Prior to Windsor, a transfer to a same-sex spouse or a descendant of a same-sex spouse wouldn’t fit within the familial assignments under Section 2651(b) and, for GST tax purposes, would instead be assigned based on the difference in ages as set forth in Section 2651(d). Therefore, if, back in 2007, A and B were a same-sex married couple whereby A was 25 years older than B, because federal law didn’t recognize B as A’s spouse, and B wasn’t related by blood to A, B’s generational assignment as to A under Section 2651 was based on the age difference between A and B. Because B was 25 years younger than A, B was assigned to the generation immediately below A. If B had children from a prior relationship, and any of those children were more than 37 ½ years younger than A, those children would have been assigned to the second generation below A. If A had gifted amounts to B’s children in excess of the gift tax annual exclusion amount under Section 2503(b), any such transfers would have been transfers to a “skip person” under IRC Section 2613(a)(1) and resulted in a GST tax transfer as a direct skip under IRC Section 2612(c). Assuming that A had, at the time of the transfer, available GST tax exemption under Section 2631, such exemption would have been used on the transfer.

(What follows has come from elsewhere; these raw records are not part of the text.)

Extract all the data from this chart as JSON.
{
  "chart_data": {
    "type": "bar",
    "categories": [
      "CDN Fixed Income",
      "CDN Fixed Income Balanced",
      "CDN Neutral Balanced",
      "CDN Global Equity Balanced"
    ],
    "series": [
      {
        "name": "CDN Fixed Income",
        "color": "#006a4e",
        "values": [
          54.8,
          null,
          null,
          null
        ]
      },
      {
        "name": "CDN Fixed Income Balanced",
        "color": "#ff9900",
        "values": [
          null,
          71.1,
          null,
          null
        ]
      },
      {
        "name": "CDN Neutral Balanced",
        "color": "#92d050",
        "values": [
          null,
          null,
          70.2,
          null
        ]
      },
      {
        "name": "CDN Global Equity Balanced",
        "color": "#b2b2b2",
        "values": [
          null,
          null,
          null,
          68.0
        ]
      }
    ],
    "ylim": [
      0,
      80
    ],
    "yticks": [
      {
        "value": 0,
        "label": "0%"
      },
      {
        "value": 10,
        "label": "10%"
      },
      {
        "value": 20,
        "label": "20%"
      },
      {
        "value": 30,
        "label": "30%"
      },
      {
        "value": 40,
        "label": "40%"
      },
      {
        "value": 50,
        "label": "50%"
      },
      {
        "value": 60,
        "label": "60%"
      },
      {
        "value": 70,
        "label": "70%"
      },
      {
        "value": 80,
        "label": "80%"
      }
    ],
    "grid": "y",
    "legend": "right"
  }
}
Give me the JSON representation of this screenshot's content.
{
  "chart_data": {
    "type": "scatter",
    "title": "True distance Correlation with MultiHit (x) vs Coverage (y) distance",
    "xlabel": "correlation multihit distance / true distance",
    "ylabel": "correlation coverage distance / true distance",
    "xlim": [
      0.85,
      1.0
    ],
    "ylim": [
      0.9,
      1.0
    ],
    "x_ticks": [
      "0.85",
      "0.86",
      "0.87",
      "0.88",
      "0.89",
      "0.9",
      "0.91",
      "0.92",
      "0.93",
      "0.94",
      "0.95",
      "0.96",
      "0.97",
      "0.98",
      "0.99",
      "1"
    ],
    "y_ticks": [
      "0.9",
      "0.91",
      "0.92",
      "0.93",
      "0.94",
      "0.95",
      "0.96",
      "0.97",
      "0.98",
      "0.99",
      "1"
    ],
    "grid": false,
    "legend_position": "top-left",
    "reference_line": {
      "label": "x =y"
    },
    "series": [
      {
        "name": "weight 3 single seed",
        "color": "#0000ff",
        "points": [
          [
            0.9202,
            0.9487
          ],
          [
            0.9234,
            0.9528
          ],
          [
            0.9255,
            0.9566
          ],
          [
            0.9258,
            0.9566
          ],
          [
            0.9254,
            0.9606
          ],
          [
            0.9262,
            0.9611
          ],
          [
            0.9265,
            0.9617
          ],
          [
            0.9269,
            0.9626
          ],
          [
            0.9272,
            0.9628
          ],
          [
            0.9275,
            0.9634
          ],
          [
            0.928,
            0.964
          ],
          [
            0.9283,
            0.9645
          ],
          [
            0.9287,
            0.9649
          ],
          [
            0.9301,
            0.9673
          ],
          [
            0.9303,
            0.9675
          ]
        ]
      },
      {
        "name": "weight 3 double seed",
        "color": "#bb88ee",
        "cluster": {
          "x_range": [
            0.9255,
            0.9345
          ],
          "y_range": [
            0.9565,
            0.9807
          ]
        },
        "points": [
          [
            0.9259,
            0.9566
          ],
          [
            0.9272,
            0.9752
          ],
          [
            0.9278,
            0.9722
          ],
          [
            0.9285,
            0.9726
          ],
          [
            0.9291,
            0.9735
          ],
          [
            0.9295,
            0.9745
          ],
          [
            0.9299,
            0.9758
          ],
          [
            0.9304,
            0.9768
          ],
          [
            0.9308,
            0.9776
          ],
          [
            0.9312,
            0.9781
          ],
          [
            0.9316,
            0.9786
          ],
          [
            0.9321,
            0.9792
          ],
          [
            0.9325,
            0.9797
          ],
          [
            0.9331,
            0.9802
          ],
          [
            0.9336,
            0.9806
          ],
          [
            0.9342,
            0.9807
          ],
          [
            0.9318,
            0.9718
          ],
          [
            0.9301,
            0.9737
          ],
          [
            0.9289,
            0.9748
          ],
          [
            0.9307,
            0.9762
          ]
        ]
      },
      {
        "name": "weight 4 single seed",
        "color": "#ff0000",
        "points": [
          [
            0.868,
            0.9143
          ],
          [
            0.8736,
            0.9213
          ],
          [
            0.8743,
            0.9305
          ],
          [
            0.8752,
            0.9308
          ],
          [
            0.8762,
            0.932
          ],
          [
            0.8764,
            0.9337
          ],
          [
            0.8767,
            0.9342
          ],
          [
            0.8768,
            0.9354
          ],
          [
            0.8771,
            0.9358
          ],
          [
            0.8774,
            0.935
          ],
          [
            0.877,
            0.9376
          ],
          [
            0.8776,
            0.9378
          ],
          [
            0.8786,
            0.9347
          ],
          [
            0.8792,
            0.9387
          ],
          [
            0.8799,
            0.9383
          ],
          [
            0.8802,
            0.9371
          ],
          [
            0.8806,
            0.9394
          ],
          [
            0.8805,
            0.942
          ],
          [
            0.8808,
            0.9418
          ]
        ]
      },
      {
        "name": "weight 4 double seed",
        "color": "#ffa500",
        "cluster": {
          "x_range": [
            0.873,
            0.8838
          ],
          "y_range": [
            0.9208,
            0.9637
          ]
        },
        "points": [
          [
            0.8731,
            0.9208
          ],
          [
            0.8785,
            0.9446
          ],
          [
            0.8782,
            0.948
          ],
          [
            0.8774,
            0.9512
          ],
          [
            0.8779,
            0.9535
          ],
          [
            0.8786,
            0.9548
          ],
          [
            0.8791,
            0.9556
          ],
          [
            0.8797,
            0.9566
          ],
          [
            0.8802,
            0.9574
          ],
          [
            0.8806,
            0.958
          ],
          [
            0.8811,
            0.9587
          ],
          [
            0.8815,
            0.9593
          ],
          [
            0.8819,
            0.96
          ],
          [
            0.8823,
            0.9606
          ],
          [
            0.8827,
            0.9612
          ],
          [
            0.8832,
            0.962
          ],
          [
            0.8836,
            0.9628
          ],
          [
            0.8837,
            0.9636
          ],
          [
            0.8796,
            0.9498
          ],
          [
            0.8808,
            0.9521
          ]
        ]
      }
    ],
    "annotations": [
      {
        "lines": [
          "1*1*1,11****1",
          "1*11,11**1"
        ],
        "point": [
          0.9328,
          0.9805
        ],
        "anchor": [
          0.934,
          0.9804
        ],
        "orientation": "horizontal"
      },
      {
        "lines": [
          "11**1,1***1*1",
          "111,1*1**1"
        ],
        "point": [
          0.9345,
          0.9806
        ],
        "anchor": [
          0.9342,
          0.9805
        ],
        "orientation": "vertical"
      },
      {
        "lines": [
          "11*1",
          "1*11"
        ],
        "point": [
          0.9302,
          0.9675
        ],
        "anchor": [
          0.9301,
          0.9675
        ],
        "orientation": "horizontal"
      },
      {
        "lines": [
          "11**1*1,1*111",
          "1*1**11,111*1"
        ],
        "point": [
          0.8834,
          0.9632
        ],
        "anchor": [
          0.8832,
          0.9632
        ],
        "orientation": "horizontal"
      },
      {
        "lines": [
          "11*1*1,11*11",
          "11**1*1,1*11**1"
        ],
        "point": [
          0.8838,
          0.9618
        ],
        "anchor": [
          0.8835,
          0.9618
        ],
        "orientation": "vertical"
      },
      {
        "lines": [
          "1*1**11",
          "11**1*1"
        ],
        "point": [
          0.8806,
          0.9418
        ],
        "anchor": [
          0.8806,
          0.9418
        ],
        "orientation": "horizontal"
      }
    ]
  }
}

Under the Notice, the Treasury and the IRS have concluded that, as to a transfer from a party in a same-sex marriage, the allocation of GST tax exemption to a prior outright transfer to the transferor’s spouse or the spouse’s child is void. Applying this to the above example, even though B is 25 years younger than A, B is A’s spouse so B is assigned to A’s generation. Thus, any prior gifts by A to B or to any of B’s children—even in closed tax years—are now deemed to not have been GST tax transfers. Based on a calculation worksheet to be released in the future, A will have his GST tax exemption restored. As with the gift tax, if any GST taxes were paid and the particular tax year is closed, no refund is allowable. 

Other Important Points from the Notice

With respect to the procedures for implementing the relief granted by the Notice, the Notice provides the same procedures with respect to the covered marital and GST tax transfers.

First, the adjustment for the applicable exclusion amount and GST tax exemption will occur on the first federal gift tax return (709) to be filed by the taxpayer after the issuance of the Notice. If the taxpayer dies prior to filing a 709, the adjustment should be made on the taxpayer’s federal estate tax return. If the year in question is an open year, then an amended Form 709 for that year should be filed.

Second, with whichever return is filed, a statement at the top of page 1 should be added, which reads, “FILED PURSUANT TO NOTICE 2017-15.”

Third, the taxpayer must attach a statement supporting the claim for the marital deduction/adjustment to the GST tax exemption and detailing the recalculation of the taxpayer's remaining applicable exclusion amount/GST tax exemption.

Major Step

For same-sex married couples who were denied federal tax benefits prior to the issuance of the Windsor decision, the Notice is a major step towards the reconciliation of constitutional law concepts and the practical effects when applied to federal tax statutes. The only open item with respect to the restoration of previously used gift tax applicable exclusion amount is to understand the methodology under which the IRS will implement the relief described in the Notice. The relief for GST tax exemption, however, doesn’t appear to be as complex, and its implementation should be much simpler procedure.



  1. United States v. Windsor, 570 U.S. ___ (2013).